Open wgilling opened 4 years ago
I understand that Islandora 8 does not support the ability to highlight search results when using openseadragon. I'm contributing our use case in the hopes that this feature will be prioritized soon.
In our case, we are digitizing PDF files using Abbyy Finereader, which supports OCR of German Gothic script (fraktur). It produces PDF files containing the scanned image, as well as the OCR'd text in a separate layer. You can open one of these files in a PDF reader and search it, and it will correctly highlight the location of the matching text.
When we import into Islandora 8, the PDF is converted to a service image, and this is displayed using openseadragon. To support our use case, I suppose that Islandora would need to determine the location of matched text using the uploaded PDF (since this information is not contained in the JPG service file), then produce overlay information for openseadragon.
The Islandora-Lite folks @ the University of Toronto Scarborough (tagging @kstapelfeldt and @Natkeeran) did a demonstration of their setup during IslandoraCon 2022 which included improvements in viewer-supported OCR. I believe they were using annotations served via IIIF, but I don't recall details. I look forward to watching their presentation again when it gets posted.
To clarify, it is an early prototype. Please see additional info here: https://github.com/digitalutsc/islandora_lite_docs/wiki/Mirador-Search-and-Annotations-(Prototype)
@alxp (UPEI) is also looking into this feature.
I'd love to first explore the Mirador Search and Annotations (Prototype) and work with @alxp on this solution since it seems like anybody who is using mirador already would be able to use this.
Jordan Dukart had referenced the mirador-textoverlay code here https://github.com/dbmdz/mirador-textoverlay and said that this was what UTSC and CMU were using, but mirador likely does not take an HOCR file per page but rather an intermediate format.

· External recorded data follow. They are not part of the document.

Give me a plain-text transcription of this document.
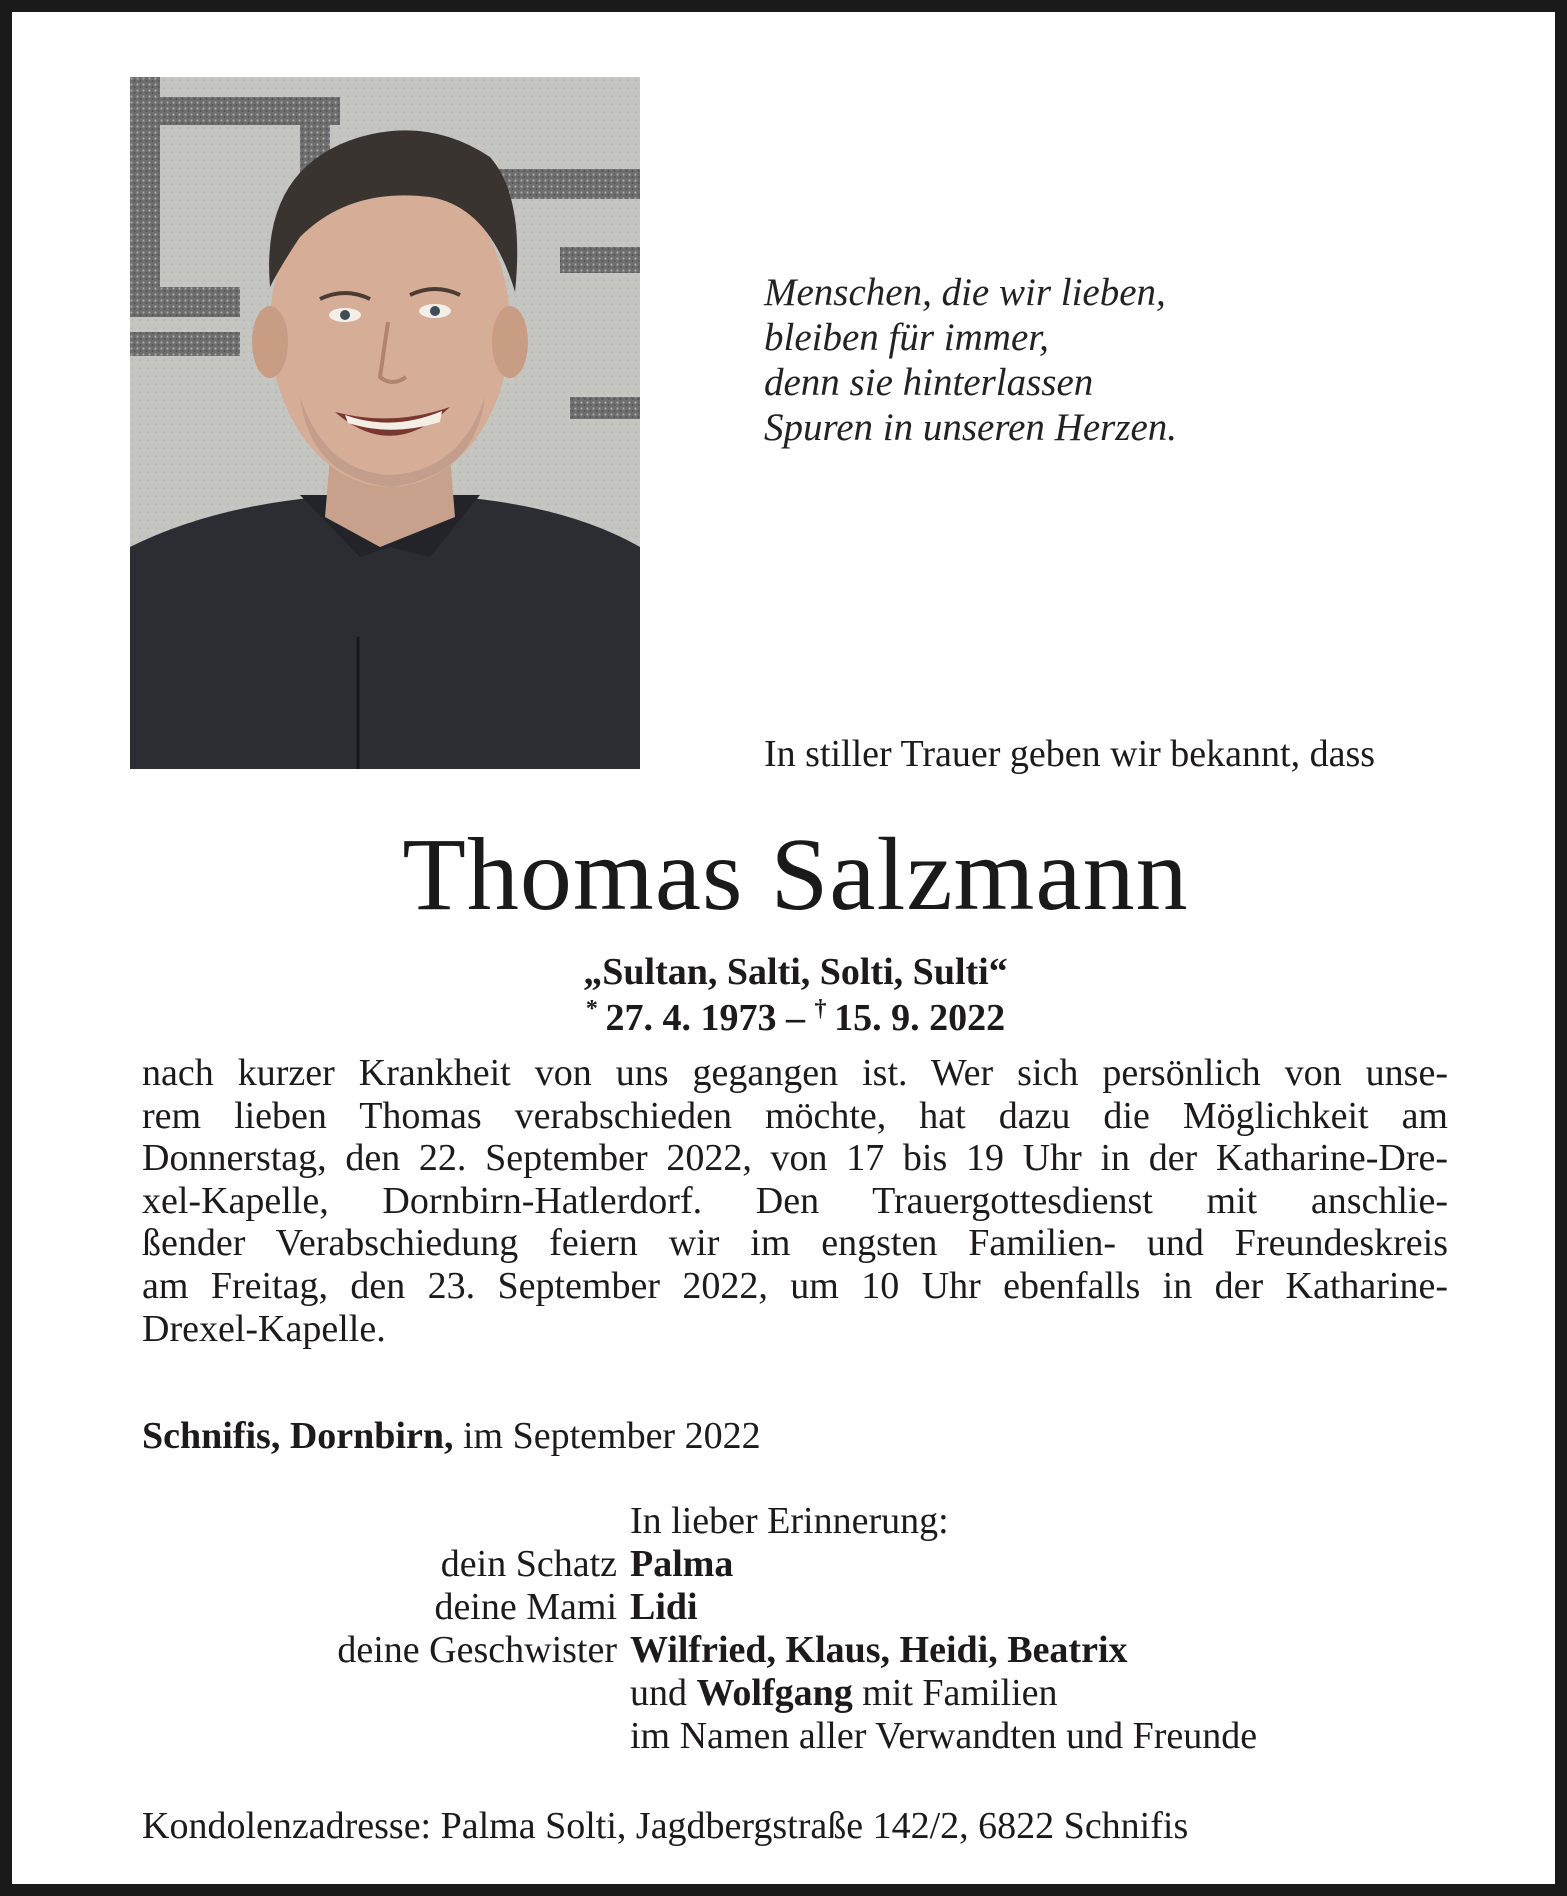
Menschen, die wir lieben,
bleiben für immer,
denn sie hinterlassen
Spuren in unseren Herzen.
In stiller Trauer geben wir bekannt, dass
Thomas Salzmann
„Sultan, Salti, Solti, Sulti“
*  27. 4. 1973 – †  15. 9. 2022
nach kurzer Krankheit von uns gegangen ist. Wer sich persönlich von unse-
rem lieben Thomas verabschieden möchte, hat dazu die Möglichkeit am
Donnerstag, den 22. September 2022, von 17 bis 19 Uhr in der Katharine-Dre-
xel-Kapelle, Dornbirn-Hatlerdorf. Den Trauergottesdienst mit anschlie-
ßender Verabschiedung feiern wir im engsten Familien- und Freundeskreis
am Freitag, den 23. September 2022, um 10 Uhr ebenfalls in der Katharine-
Drexel-Kapelle.
Schnifis, Dornbirn, im September 2022
In lieber Erinnerung:
dein Schatz Palma
deine Mami Lidi
deine Geschwister Wilfried, Klaus, Heidi, Beatrix
und Wolfgang mit Familien
im Namen aller Verwandten und Freunde
Kondolenzadresse: Palma Solti, Jagdbergstraße 142/2, 6822 Schnifis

Also, Don Richards mentioned this https://dbmdz.github.io/solr-ocrhighlighting/0.8.1/ while he was researching the topic.
FYI, we have implemented a solution to our use case which I noted earlier. Here is our approach at a high-level:
This approach was driven largely by the format of our source PDFs (and the need to complete our project on-budget). I don't know whether it is of interest to the Islandora community or not, but thought I would post here in case anyone is interested.
Tesseract can be used to make HOCR again, but there are many challenges to display this.
This likely does not apply to objects that would be viewed using the PDFjs viewer because that handles search highlighting.